The two most common reasons to walk away from a proposed business deal are that a) you no longer want to be in that business/deal or b) when negotiations inevitably resume, you believe you can get more favorable terms.
Last week, the ACC, Big Ten and Pac-12 — or “The Alliance” as they call themselves — bailed on a proposed expansion of the College Football Playoff from four teams to 12. Seven conferences — most notably the SEC — and Notre Dame were in favor of the proposal.
Since expansion currently requires unanimity, the 8-3 vote assures that the four-team playoff will remain intact for the next four seasons — through fall 2025. Had the expansion been agreed to, the new plan might have begun in 2023.
With the original 12-year contract coming to an end, there is nothing in place after 2025. Conferences are thus free to do as they wish. A unanimous vote is no longer needed to set something up. The 2026 season and beyond is very much unknown.
The Alliance certainly wants to be in the national playoff business. If it weren’t in the playoffs, then it’d miss out on the revenue and marketing opportunity, and recruiting would immediately be decimated.
As such, we can eliminate option A as the reason it voted no.
So does the Alliance believe it can get a better deal? If so, that is a very big gamble, which we discuss on the latest edition of the “College Football Enquirer” podcast.
By walking away now, the Alliance increased the power of the SEC and its commissioner, Greg Sankey.

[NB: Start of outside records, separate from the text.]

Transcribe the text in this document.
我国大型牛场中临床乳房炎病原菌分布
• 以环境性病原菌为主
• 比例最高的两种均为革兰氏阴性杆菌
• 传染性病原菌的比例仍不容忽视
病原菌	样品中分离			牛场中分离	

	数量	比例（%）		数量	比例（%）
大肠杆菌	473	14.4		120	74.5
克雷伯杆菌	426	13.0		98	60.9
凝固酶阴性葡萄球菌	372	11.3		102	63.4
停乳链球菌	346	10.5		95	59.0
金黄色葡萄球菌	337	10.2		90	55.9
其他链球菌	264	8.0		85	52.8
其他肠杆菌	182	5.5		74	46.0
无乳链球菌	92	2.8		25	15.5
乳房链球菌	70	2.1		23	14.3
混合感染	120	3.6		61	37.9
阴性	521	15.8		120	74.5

The SEC no longer has to work with all of the other leagues, but the other leagues almost certainly have to work with it. The conference is indispensable to a national playoff. It’s the only league to appear in all eight of the playoffs (and twice it placed two teams in) and won five titles. Prior to the playoff, it won seven of the final eight BCS championships.
It has the best programs and a plurality of the best players. Only the Big Ten can rival it in terms of passionate fans and television revenue.
It will also add Oklahoma and Texas in the next few years as a massive new $3 billion television deal kicks in.
Essentially, the Alliance has given up its veto power at a time when the SEC is set to only increase its influence over the sport.
Sankey may not hold all the cards, but he holds a great deal of them. He also appears to have willing allies in Notre Dame, the Big 12 and five smaller conferences.
So can the Alliance get a better deal in, say, two years (or sooner) when negotiations for the future of the playoff begin? And was giving up a very balanced 12-team playoff that the SEC was offering worth delaying things two seasons?
Sankey was one of four people who wrote the 12-team playoff plan. He was adamant that the SEC didn’t need expansion — it’s clearly doing fine — but wanted to be part of aiding the sport across the country.
Things such as allowing for six automatic bids to conference champions were designed to do that. It was a lifeline to not just the smaller conferences but to the Alliance, which have consistently had champs not make the field (the Pac-12 hasn’t gotten a bid since 2016).
The plan was initially heralded by all. Then it got blocked. That’s going to sting. Sankey repeatedly warned that there was no guarantee that the 12-team plan would still be on the table if expansion was delayed.
Did the Alliance think that was a bluff? Maybe it will be, but Sankey is promising to review all options now.
“We have to rethink formats,” Sankey said. “A wholesale evaluation of our position.”
College football is at its best when the entire country is competitive — not just geographically, but at all levels. The sport is about the fabric of traditions, rivalries and action.
But the SEC is under no obligation to continue to aid in that, especially when its last plan wasn’t enacted. The publicly stated reasons are confusing as well.
The Pac-12 was pushing for the interests of the Rose Bowl. The Big Ten wanted all five “power conferences” to have an automatic bid, not just the top six conference champions, which is a distinction with little difference. The ACC just wanted to take more time to evaluate how name, image and likeness, and the transfer portal work out, which is understandable but, again, risky.
The SEC will have options.
Let’s say, for the sake of argument, it took its soon-to-be 16 team league and held its own eight-team playoff, top two from each four-team quad (sort of like the NFL’s AFC or NFC).
Then it could have its winner play the winner of the top two teams from the Notre Dame/Big 12/Group of 5 in a sort of “national title” contest. A nine-game “SEC playoff” might be worth close to a billion per year, generate enormous attention (and thus NIL opportunities for recruits) and no longer allow the Alliance to draft off the SEC’s power.
Possible? Sure. Probably? Maybe not, but also maybe. Or something else could be designed. Or the SEC could try to expand again and go to 20 teams. Or pick off one Alliance conference (hello, Pac-12) for its group. Who knows?
Maybe the old deal is sitting there. But it may not. That’s the kind of uncertainty ahead. That’s the kind power that the Alliance gave the SEC.